Panagiotis Ipeirotis (blog), à la tête du projet EconoMining de l’école d’affaires Leonard Stern de la New York University, étudie depuis longtemps la valeur de la réputation en ligne et regarde l’influence qu’ont les critiques de consommateurs sur nos décisions. A l’occasion de la conférence Strata 2011, sur les BigData, il est revenu sur ses dernières recherches en la matière (vidéo, présentation), indique Christopher Mims pour la Technology Review.
Sur Amazon, explique-t-il, les consommateurs sont – assez logiquement – prêts à payer un peu plus un produit pour l’acheter à un revendeur ayant une bonne réputation. Mais ce qui est plus surprenant, c’est que passé le nombre d’avis favorable d’un revendeur ou le nombre de transactions qu’il a accomplies, la critique des autres utilisateurs affecte également les ventes, et pas forcément dans le sens que l’on pense.
Par exemple, on pourrait penser que la critique positive d’un utilisateur sur un produit du type « très bon appareil photo » devrait augmenter la réputation et les ventes du produit… Pourtant, il semble que ce ne soit pas le cas. Iperotis a même quantifié cet effet. Une critique de ce style a plutôt tendance de réduire la vente de 0,2 % !
Pourquoi ? Parce que les utilisateurs prennent les critiques en contexte : les critiques simples ne leur semblent pas pertinentes pour encourager leur achat pas plus que les compliments faciles.
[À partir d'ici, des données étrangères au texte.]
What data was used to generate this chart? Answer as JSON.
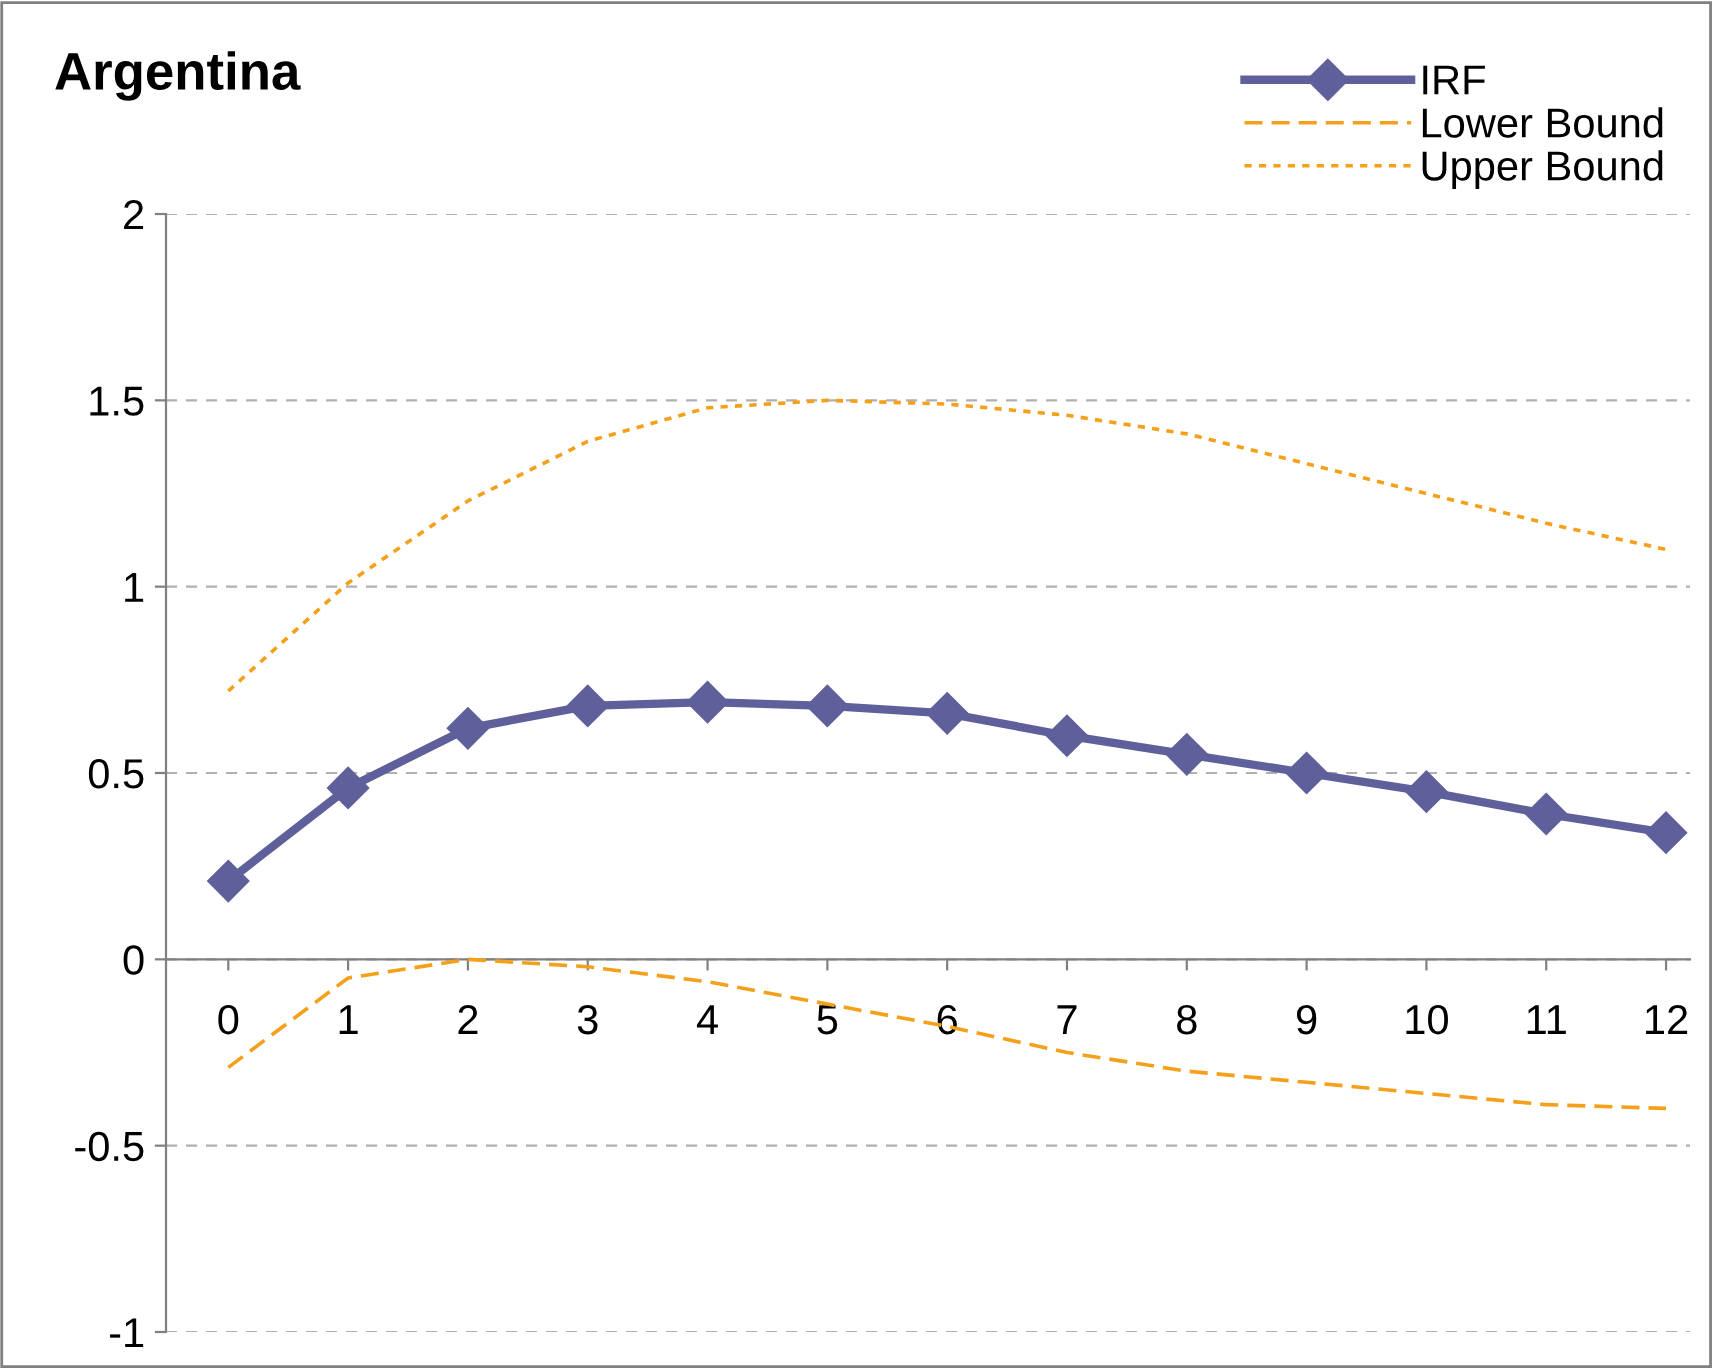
{
  "chart_data": {
    "type": "line",
    "title": "Argentina",
    "categories": [
      "0",
      "1",
      "2",
      "3",
      "4",
      "5",
      "6",
      "7",
      "8",
      "9",
      "10",
      "11",
      "12"
    ],
    "series": [
      {
        "name": "IRF",
        "color": "#5f5f9b",
        "marker": "diamond",
        "line_style": "solid",
        "values": [
          0.21,
          0.46,
          0.62,
          0.68,
          0.69,
          0.68,
          0.66,
          0.6,
          0.55,
          0.5,
          0.45,
          0.39,
          0.34
        ]
      },
      {
        "name": "Lower Bound",
        "color": "#f5a01a",
        "marker": "none",
        "line_style": "dashed",
        "values": [
          -0.29,
          -0.05,
          0.0,
          -0.02,
          -0.06,
          -0.12,
          -0.18,
          -0.25,
          -0.3,
          -0.33,
          -0.36,
          -0.39,
          -0.4
        ]
      },
      {
        "name": "Upper Bound",
        "color": "#f5a01a",
        "marker": "none",
        "line_style": "dotted",
        "values": [
          0.72,
          1.01,
          1.23,
          1.39,
          1.48,
          1.5,
          1.49,
          1.46,
          1.41,
          1.33,
          1.25,
          1.17,
          1.1
        ]
      }
    ],
    "ylim": [
      -1,
      2
    ],
    "yticks": [
      -1,
      -0.5,
      0,
      0.5,
      1,
      1.5,
      2
    ],
    "grid": "y",
    "legend": "top right"
  }
}
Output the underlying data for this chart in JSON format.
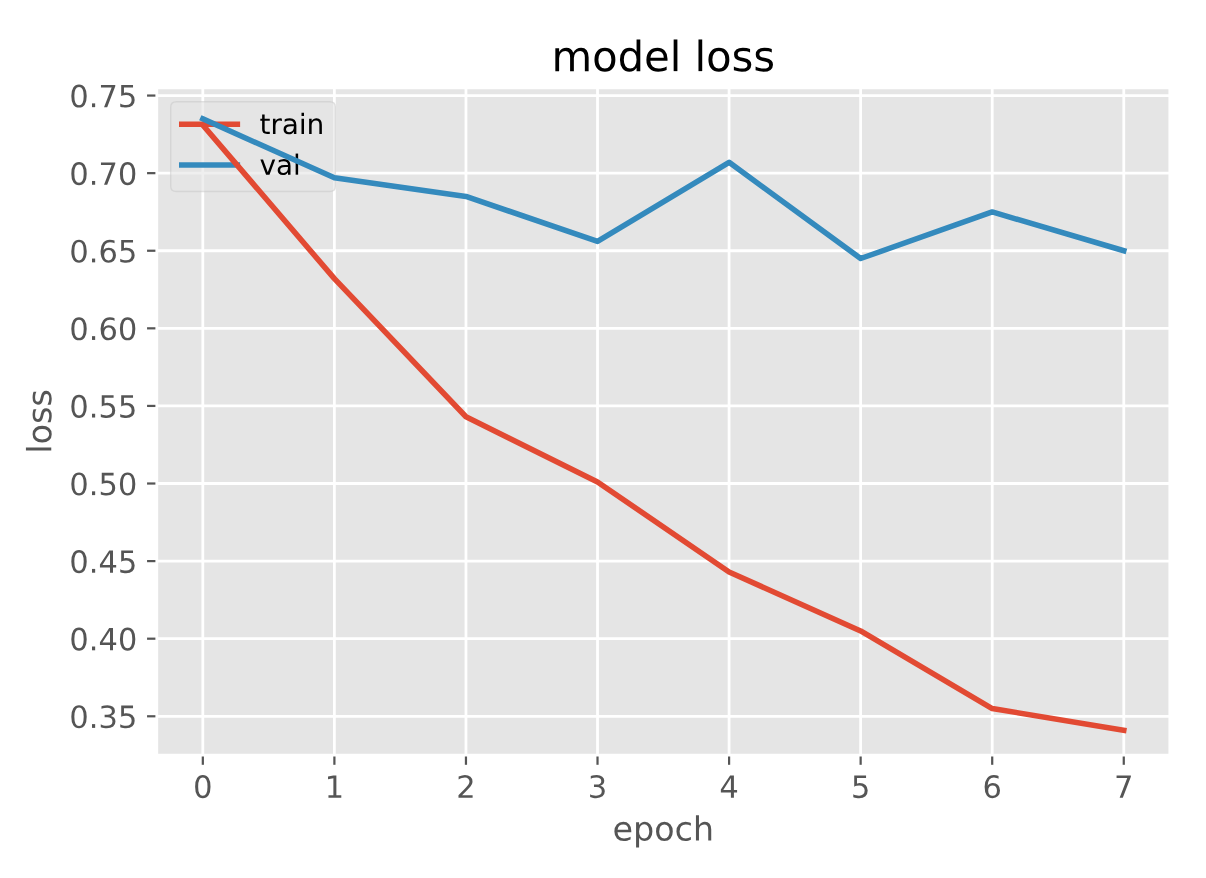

Au contraire, les critiques négatives, argumentées et bien écrites, ont tendance à favoriser les ventes d’un produit, car elles donnent confiance à l’acheteur : « si c’est le pire que ce produit peut faire, alors il doit être suffisant pour moi ».
« Les critiques négatives, qu’elles soient sur des hôtels ou des jeux vidéos, permettent à l’utilisateur de mesurer le risque qu’il prend », explique Ipeirotis. A l’inverse, des commentaires qui paraissent positifs comme « l’emballage est bien » ou le « vendeur est très bon » ont plutôt tendance à avoir un impact négatif sur les ventes.
Autre chose que constate Ipeirotis, c’est la disparité entre ce dont les consommateurs parlent dans leurs critiques et ce qui fait basculer l’achat. Ainsi, pour les appareils photo, les utilisateurs évoquent souvent la qualité du zoom, mais en fait, la durée de vie de la batterie a souvent plus d’influence dans la décision d’achat.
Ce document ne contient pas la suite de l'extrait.